The widely publicized event — attended by Mayor Bloomberg; judged by renowned architecture figures like Thom Mayne and Paul Goldberger — featured 12 elaborately built sukkahs in Union Square Park. The final designs were selected from more than 600 submissions, many designed by non-Jews.
Nonetheless, the rules required that all designs adhere to strict rabbinic law. “The original goal was to get people to elevate the sukkah as a ritual object and get people to engage with it in a global way,” Foer said.
Foer was raised in a moderately observant household, though he finds the focus on one's level of observance “problematic.” He explained: “It’s like we’re so good at focusing on things that keep us separate or define us as Jews, instead of what brings us together.”
Foer, who collaborated with the Jewish non-profit Reboot to create Sukkah City, said plans for the 2011 contest will be announced before summer. Meantime, he’s been promoting his book.
While “Moonwalking with Einstein” does not center on a Jewish topic, Jewish references invariably show up. For instance, he writes about the old yeshiva practice in which a pin was pierced through the Talmud and students were expected to know every word that it might hit.
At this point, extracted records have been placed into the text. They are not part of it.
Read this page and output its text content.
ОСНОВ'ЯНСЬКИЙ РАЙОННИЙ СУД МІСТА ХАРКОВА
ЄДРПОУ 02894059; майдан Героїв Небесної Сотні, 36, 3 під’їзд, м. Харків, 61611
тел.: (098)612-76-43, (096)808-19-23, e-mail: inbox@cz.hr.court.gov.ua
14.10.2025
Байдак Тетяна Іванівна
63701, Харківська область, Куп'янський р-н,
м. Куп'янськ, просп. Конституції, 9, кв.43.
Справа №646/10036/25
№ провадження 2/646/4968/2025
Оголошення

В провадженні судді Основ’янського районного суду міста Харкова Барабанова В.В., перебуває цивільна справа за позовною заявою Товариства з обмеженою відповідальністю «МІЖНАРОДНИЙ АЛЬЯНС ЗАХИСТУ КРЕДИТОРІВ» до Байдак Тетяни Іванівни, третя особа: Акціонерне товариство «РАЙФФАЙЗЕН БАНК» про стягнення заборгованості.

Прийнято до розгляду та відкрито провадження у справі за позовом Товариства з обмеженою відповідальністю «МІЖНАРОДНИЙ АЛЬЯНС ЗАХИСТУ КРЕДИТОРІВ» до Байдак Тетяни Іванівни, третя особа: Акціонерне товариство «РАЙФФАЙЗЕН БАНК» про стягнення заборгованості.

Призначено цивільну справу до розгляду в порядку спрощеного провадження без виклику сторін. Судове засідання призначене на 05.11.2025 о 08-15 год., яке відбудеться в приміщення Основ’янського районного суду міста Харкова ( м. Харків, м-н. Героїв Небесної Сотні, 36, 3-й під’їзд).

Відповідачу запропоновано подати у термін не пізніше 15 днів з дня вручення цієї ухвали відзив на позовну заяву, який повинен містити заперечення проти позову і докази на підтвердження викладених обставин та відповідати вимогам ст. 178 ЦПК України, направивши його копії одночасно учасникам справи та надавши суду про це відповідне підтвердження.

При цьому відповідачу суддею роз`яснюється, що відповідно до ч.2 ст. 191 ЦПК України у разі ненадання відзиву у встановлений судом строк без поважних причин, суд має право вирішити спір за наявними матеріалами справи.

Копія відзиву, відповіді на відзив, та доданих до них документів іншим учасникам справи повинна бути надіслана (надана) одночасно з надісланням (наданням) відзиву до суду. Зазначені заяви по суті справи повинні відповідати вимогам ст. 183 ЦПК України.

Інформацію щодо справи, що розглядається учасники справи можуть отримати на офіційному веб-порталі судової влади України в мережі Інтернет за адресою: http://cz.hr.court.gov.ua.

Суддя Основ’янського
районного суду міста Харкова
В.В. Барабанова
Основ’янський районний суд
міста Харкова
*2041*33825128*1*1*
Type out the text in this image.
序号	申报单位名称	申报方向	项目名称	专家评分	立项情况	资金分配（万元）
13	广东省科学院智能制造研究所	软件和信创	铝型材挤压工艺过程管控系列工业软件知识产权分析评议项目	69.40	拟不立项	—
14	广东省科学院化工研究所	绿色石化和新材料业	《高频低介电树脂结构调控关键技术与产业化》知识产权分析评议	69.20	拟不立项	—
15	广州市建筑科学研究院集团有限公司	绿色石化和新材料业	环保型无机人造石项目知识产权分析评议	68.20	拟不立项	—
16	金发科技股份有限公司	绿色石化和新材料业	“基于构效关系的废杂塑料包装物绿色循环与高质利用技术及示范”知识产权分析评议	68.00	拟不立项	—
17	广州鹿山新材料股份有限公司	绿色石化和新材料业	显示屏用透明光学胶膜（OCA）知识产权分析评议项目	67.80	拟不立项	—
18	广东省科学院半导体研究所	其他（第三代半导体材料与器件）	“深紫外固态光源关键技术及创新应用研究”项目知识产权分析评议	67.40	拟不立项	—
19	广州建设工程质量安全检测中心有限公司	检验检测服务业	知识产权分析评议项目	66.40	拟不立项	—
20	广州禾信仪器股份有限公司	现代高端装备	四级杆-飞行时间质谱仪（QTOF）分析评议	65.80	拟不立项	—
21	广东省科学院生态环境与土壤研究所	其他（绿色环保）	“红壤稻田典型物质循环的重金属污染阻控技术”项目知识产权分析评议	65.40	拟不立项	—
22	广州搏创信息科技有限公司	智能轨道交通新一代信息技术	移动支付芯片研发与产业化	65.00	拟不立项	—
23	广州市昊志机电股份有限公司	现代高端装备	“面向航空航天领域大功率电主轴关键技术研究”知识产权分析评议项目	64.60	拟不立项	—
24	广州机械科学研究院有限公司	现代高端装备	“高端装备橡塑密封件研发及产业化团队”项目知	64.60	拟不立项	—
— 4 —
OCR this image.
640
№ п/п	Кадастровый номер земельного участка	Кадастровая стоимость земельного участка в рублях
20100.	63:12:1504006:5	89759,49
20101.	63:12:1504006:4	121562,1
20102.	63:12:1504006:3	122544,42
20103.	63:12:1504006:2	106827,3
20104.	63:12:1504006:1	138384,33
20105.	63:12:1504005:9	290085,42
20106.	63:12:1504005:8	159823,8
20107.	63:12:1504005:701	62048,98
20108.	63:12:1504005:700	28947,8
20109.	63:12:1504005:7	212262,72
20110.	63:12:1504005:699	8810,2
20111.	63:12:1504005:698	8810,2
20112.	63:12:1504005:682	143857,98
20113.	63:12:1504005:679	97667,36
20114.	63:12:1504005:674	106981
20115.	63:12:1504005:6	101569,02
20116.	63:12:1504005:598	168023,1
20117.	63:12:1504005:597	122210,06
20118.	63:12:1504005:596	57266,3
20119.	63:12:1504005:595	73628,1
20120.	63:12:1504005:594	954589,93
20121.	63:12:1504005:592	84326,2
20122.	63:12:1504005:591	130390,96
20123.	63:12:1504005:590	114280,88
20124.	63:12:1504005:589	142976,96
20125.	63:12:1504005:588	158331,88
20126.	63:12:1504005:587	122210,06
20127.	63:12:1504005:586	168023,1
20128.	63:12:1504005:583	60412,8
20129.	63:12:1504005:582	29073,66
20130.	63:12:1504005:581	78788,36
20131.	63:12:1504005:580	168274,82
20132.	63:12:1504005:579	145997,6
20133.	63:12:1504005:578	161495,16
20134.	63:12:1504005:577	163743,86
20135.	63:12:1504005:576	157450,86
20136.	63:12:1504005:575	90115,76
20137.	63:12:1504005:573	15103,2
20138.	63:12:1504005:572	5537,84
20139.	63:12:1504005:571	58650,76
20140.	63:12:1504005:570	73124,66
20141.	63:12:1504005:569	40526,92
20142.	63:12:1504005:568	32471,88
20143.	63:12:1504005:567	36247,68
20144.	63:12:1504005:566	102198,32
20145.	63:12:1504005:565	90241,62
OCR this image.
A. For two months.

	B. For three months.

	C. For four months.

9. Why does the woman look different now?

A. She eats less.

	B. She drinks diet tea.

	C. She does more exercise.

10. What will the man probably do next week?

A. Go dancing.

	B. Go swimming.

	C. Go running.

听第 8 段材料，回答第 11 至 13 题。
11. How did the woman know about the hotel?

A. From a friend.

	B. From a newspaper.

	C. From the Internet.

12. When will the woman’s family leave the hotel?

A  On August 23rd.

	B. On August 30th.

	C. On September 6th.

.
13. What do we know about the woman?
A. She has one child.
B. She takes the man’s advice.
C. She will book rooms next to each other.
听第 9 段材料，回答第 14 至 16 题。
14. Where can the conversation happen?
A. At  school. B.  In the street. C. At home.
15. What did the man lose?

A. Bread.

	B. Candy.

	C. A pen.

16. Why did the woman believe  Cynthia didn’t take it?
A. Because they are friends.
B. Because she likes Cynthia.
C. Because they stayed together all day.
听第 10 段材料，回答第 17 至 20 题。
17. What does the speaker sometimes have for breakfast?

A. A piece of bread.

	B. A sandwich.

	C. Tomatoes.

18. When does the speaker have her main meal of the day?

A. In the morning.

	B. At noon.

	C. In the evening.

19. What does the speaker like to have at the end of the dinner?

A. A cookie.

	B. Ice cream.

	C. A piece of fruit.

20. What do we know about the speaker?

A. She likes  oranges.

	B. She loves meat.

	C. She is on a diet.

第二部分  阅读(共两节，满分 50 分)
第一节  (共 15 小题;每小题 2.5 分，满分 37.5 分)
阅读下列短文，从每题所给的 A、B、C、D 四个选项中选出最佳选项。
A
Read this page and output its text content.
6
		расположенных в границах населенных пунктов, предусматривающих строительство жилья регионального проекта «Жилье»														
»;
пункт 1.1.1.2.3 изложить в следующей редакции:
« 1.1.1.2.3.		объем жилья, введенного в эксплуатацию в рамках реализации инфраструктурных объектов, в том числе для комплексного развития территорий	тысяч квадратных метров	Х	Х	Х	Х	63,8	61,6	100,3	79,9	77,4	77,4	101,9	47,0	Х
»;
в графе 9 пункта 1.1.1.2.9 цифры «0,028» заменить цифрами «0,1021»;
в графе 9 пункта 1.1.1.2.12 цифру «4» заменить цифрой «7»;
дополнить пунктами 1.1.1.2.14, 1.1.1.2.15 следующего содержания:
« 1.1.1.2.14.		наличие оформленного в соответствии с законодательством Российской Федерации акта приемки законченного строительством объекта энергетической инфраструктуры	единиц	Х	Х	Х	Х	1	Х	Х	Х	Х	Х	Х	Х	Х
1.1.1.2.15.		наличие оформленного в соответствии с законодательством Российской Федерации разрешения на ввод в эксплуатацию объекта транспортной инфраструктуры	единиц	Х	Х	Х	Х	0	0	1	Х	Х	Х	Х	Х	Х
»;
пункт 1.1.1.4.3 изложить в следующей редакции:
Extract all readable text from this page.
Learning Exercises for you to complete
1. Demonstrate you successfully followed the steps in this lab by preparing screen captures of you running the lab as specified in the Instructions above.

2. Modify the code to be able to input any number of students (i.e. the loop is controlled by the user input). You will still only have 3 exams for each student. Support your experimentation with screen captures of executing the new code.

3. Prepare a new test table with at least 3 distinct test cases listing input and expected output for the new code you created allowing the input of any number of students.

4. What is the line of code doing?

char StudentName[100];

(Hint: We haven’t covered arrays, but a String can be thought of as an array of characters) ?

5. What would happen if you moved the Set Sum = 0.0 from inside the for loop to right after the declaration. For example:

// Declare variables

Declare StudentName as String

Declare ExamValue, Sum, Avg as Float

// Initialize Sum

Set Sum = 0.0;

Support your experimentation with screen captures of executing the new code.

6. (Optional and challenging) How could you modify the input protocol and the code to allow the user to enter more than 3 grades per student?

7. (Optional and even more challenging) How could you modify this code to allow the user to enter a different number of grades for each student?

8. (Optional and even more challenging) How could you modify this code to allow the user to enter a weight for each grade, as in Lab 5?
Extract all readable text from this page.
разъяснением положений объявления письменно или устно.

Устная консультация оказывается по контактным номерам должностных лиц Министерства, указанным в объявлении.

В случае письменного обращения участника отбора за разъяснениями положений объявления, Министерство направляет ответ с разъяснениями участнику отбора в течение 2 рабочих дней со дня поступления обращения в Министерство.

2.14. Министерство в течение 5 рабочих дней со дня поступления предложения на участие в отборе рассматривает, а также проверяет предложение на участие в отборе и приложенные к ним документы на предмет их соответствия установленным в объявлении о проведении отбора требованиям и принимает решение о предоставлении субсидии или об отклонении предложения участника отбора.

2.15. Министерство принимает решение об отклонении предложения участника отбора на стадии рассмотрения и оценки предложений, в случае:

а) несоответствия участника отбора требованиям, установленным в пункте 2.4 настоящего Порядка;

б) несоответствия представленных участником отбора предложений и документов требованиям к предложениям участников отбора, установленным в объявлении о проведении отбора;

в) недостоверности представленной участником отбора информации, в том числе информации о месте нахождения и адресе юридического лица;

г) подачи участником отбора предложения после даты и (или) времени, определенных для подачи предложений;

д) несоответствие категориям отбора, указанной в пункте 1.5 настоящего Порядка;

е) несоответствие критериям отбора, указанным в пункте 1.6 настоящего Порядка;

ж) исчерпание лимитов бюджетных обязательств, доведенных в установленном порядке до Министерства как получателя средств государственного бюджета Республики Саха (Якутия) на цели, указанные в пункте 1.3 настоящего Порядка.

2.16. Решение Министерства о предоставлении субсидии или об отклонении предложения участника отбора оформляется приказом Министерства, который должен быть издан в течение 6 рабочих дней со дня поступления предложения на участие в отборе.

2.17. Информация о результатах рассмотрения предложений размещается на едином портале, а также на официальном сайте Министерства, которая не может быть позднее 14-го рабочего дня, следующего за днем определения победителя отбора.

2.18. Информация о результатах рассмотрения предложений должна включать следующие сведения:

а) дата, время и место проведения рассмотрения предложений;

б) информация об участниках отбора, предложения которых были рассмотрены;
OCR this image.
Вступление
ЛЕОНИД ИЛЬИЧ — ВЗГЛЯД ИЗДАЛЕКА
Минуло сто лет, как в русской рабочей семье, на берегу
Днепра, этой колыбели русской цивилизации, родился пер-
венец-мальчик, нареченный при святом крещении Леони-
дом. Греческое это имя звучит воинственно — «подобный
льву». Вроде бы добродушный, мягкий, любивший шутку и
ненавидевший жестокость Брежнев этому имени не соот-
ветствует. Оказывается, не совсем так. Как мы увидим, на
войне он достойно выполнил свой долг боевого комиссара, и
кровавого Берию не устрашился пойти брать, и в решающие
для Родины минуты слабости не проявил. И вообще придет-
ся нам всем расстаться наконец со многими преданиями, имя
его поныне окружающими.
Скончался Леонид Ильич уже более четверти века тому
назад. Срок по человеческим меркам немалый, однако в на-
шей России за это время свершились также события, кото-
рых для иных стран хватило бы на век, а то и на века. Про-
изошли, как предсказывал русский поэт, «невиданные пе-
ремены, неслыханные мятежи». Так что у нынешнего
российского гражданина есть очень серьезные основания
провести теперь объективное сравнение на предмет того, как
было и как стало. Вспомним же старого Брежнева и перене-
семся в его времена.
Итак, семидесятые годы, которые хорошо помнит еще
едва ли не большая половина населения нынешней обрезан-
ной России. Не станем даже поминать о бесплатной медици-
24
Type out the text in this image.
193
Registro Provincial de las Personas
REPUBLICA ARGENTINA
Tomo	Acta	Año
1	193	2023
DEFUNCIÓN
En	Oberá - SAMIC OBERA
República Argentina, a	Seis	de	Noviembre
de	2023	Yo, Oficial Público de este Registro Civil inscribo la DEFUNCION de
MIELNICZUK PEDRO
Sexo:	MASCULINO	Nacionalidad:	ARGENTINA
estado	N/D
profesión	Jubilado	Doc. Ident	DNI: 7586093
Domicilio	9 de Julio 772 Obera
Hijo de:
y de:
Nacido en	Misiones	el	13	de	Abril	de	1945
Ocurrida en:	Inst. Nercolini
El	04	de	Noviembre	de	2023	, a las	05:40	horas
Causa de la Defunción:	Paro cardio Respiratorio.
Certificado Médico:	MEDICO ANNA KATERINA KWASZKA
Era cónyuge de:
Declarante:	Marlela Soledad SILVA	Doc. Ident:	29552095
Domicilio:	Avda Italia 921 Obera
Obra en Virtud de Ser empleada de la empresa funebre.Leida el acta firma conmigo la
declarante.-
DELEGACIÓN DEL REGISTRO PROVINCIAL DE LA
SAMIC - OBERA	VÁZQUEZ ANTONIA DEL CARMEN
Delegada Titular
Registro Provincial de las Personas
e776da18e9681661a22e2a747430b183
Then there’s the tradition of reading the Torah in public from a text written without any vowels. “You can’t just get up there and read it without some degree of familiarity,” Foer said.
“Like lots of people,” he said, “I’m concerned with the Jewish people and what we’re going to look like in the future. We’ve been doing this for a few thousand years and it’d be pretty crappy if we couldn’t figure out how to keep a good thing going.”